Billy Hayes Track is a track and field stadium located on the campus of Indiana University in Bloomington, Indiana. It is named after former Hoosier coach Earl C. "Billy" Hayes, who led the Hoosiers cross country team to 3 national titles. He also coached the indoor and outdoor track teams to a combined 5 Big Ten titles, coached 7 IU athletes to the Olympics, and was crucial in helping create the National Collegiate Cross Country Coaches Association.

Features
Billy Hayes Track features a Polytan surface. This surface was installed prior to the 2010 outdoor track season.  In addition to the surface, the track features 4 long jump and triple jump pits, 8 pole vault boxes, 2 shot put rings, 2 javelin runways, and 2 cages for discus and hammer throw. The track also includes 2 sprinting straightaways for competition depending on the direction of the wind. The facility contains 3200 permanent seats stretching from the start of the front straightaway all the way down into the first turn.  In addition, 3000 temporary bleacher seats can be installed around the track for bigger meets such as NCAA championship meets and the IHSAA state meet.
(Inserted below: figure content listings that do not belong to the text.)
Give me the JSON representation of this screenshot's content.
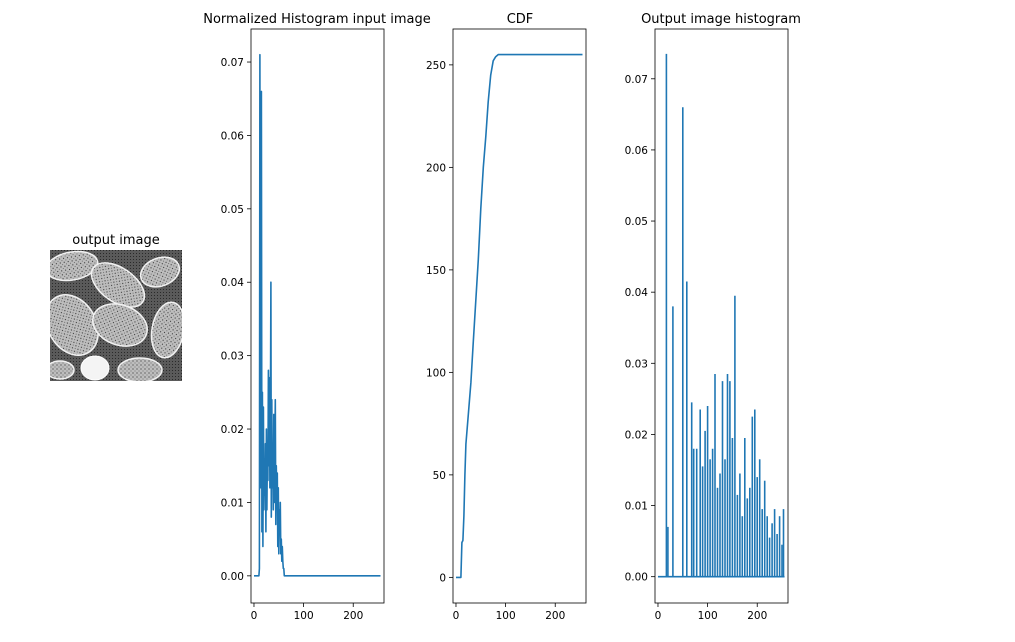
{
  "image_panel": {
    "title": "output image"
  },
  "chart_data": [
    {
      "type": "line",
      "title": "Normalized Histogram input image",
      "xlabel": "",
      "ylabel": "",
      "xlim": [
        -6,
        262
      ],
      "ylim": [
        -0.0037,
        0.0745
      ],
      "xticks": [
        0,
        100,
        200
      ],
      "yticks": [
        0.0,
        0.01,
        0.02,
        0.03,
        0.04,
        0.05,
        0.06,
        0.07
      ],
      "ytick_labels": [
        "0.00",
        "0.01",
        "0.02",
        "0.03",
        "0.04",
        "0.05",
        "0.06",
        "0.07"
      ],
      "grid": false,
      "color": "#1f77b4",
      "series": [
        {
          "x": [
            0,
            10,
            11,
            12,
            13,
            14,
            15,
            16,
            17,
            18,
            19,
            20,
            21,
            22,
            23,
            24,
            25,
            26,
            27,
            28,
            29,
            30,
            31,
            32,
            33,
            34,
            35,
            36,
            37,
            38,
            39,
            40,
            41,
            42,
            43,
            44,
            45,
            46,
            47,
            48,
            49,
            50,
            51,
            52,
            53,
            54,
            55,
            56,
            57,
            58,
            59,
            60,
            61,
            62,
            63,
            64,
            65,
            66,
            67,
            68,
            69,
            70,
            71,
            72,
            73,
            74,
            75,
            76,
            77,
            78,
            79,
            80,
            85,
            255
          ],
          "y": [
            0,
            0,
            0.001,
            0.071,
            0.012,
            0.038,
            0.066,
            0.006,
            0.025,
            0.004,
            0.023,
            0.009,
            0.015,
            0.011,
            0.018,
            0.006,
            0.02,
            0.009,
            0.017,
            0.013,
            0.028,
            0.015,
            0.027,
            0.012,
            0.021,
            0.04,
            0.008,
            0.024,
            0.012,
            0.018,
            0.009,
            0.022,
            0.01,
            0.016,
            0.024,
            0.007,
            0.015,
            0.01,
            0.014,
            0.004,
            0.012,
            0.003,
            0.009,
            0.006,
            0.01,
            0.003,
            0.005,
            0.002,
            0.004,
            0.002,
            0.001,
            0.001,
            0,
            0,
            0,
            0,
            0,
            0,
            0,
            0,
            0,
            0,
            0,
            0,
            0,
            0,
            0,
            0,
            0,
            0,
            0,
            0,
            0,
            0
          ]
        }
      ]
    },
    {
      "type": "line",
      "title": "CDF",
      "xlabel": "",
      "ylabel": "",
      "xlim": [
        -6,
        262
      ],
      "ylim": [
        -12.5,
        267.5
      ],
      "xticks": [
        0,
        100,
        200
      ],
      "yticks": [
        0,
        50,
        100,
        150,
        200,
        250
      ],
      "ytick_labels": [
        "0",
        "50",
        "100",
        "150",
        "200",
        "250"
      ],
      "grid": false,
      "color": "#1f77b4",
      "series": [
        {
          "x": [
            0,
            10,
            12,
            14,
            16,
            18,
            20,
            25,
            30,
            35,
            40,
            45,
            48,
            50,
            55,
            60,
            65,
            70,
            75,
            80,
            85,
            90,
            255
          ],
          "y": [
            0,
            0,
            17,
            18,
            30,
            50,
            65,
            80,
            95,
            115,
            135,
            155,
            170,
            180,
            200,
            215,
            232,
            245,
            252,
            254,
            255,
            255,
            255
          ]
        }
      ]
    },
    {
      "type": "bar",
      "title": "Output image histogram",
      "xlabel": "",
      "ylabel": "",
      "xlim": [
        -6,
        262
      ],
      "ylim": [
        -0.0037,
        0.077
      ],
      "xticks": [
        0,
        100,
        200
      ],
      "yticks": [
        0.0,
        0.01,
        0.02,
        0.03,
        0.04,
        0.05,
        0.06,
        0.07
      ],
      "ytick_labels": [
        "0.00",
        "0.01",
        "0.02",
        "0.03",
        "0.04",
        "0.05",
        "0.06",
        "0.07"
      ],
      "grid": false,
      "color": "#1f77b4",
      "x": [
        17,
        20,
        30,
        50,
        58,
        68,
        72,
        78,
        85,
        90,
        95,
        100,
        105,
        110,
        115,
        120,
        125,
        130,
        135,
        140,
        145,
        150,
        155,
        160,
        165,
        170,
        175,
        180,
        185,
        190,
        195,
        200,
        205,
        210,
        215,
        220,
        225,
        230,
        235,
        240,
        245,
        250,
        253
      ],
      "values": [
        0.0735,
        0.007,
        0.038,
        0.066,
        0.0415,
        0.0245,
        0.018,
        0.018,
        0.0235,
        0.0155,
        0.0205,
        0.024,
        0.0165,
        0.018,
        0.0285,
        0.0125,
        0.0145,
        0.0275,
        0.0165,
        0.0285,
        0.0275,
        0.0195,
        0.0395,
        0.0115,
        0.0145,
        0.0085,
        0.0195,
        0.011,
        0.0125,
        0.0225,
        0.0235,
        0.014,
        0.0165,
        0.0095,
        0.0135,
        0.0085,
        0.0055,
        0.0075,
        0.0095,
        0.006,
        0.0085,
        0.0045,
        0.0095
      ]
    }
  ]
}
New lights were installed in 2004 and new pole vault and high jump standards, new hurdles, and a new discus cage were introduced prior to the 2011 NCAA regional meet.

Meets
Billy Hayes track has hosted many important meets.  It hosted the NCAA national outdoor championships in 1997 and hosted the NCAA regional meet in 2005 and 2011.  Since 2004, Hayes Track has hosted the IHSAA state finals every year.  In 2012, along with hosting 2 college meets on April 21–22 and May 4 and the IHSAA meet on June 1 and June 2, Hayes Track will be hosting the USA Junior National championships, which will be held June 15 and 16 and feature the fastest youth track athletes in the country.